We’ve never really bought into that line about modern-day prison being like a “like a holiday camp”, but a news item from Christchurch Men’s Prison – where a group of five violent inmates has been caught lounging around the pool and sipping cocktails – does kind of support that narrative. Yes, the “pool” was actually a water-filled rubbish skip in the prison’s engineering workshop. And the cocktails were thought to be a potent prison brew made of fermented fruit, sugar, bread and water. But still. They were doing “bombs” and everything. Seems they didn’t want their party to end: when prison officers attempted to bring matters under control, one of the men allegedly attacked a guard with a screwdriver. So fun, booze and a frisson of violence? Pretty much exactly like New Year’s at some of our most popular holiday spots.

Earth to Ōtorohanga. Over. Come in, Ōtorohanga. Breaker breaker, big buddy. Over… Nothing. Which is understandable considering the report from Fire and Emergency that a ham radio tower has collapsed in the north King Country town, apparently trapping a person beneath the wreckage. St John treats one patient with moderate injuries. Our relief that nobody is seriously injured is mixed with astonishment that something called “ham radio” still exists, though mention of ham is at least seasonally appropriate.

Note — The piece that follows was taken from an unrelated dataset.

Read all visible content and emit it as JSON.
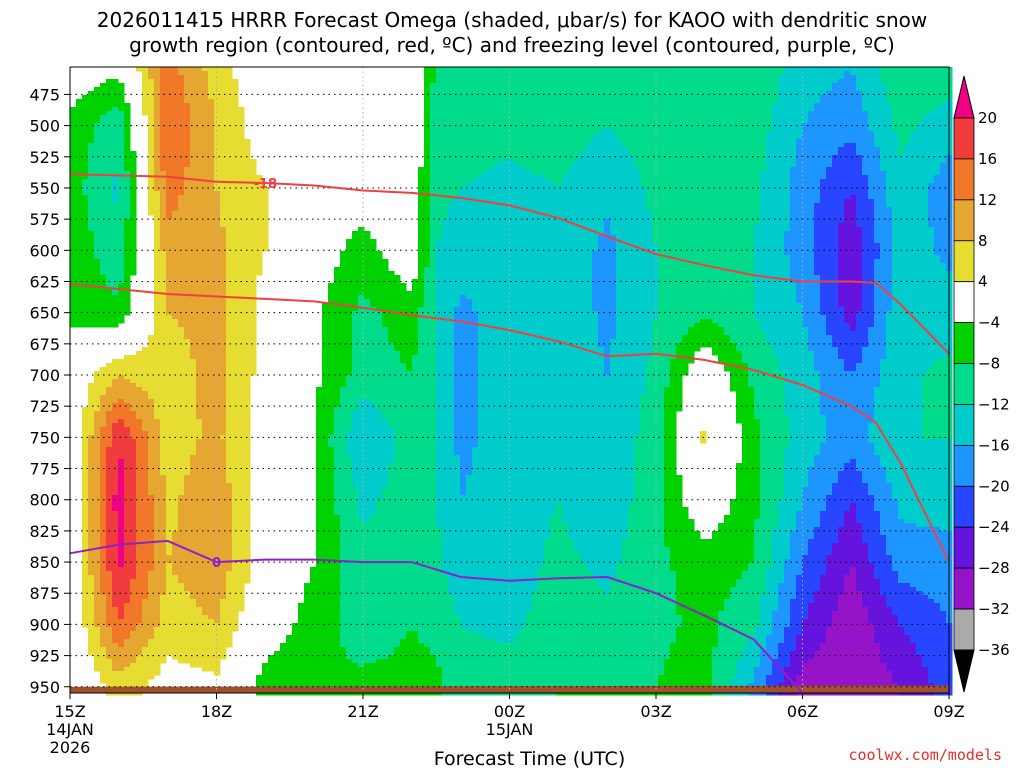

Unlike talk of rugby, which barges its way back into the summer news columns via the big reveal of Super Rugby uniforms, a reminder that games of our traditional winter code are due to start at the end of January, almost before the Christmas decorations come down. With the smartest minds of New Zealand Rugby still mulling over that All Blacks coaching appointment as this magazine went to press, it seems the jersey project has been left in the hands of an over-imaginative Adidas marketing intern: the Chiefs jersey “seeks to remind all its players that with the right attitude and spirit they will succeed as Tūmatauenga the Māori god of war did in the battle for Pōhutukawa”; while the Hurricanes shirt represents “the actual Wellington wind readings from the 2016 calendar year” (when the capital side won its solitary Super Rugby title). Golly. It’s not another Venice Biennale pitch, is it? No, probably just an over-egged effort to cash in on the hard-to-buy-for rugby-head market ahead of Christmas. For $150, you too can have a shirt with “actual” 2016 wind readings… is this one of the few cases where you’d actually prefer Roses chocolates?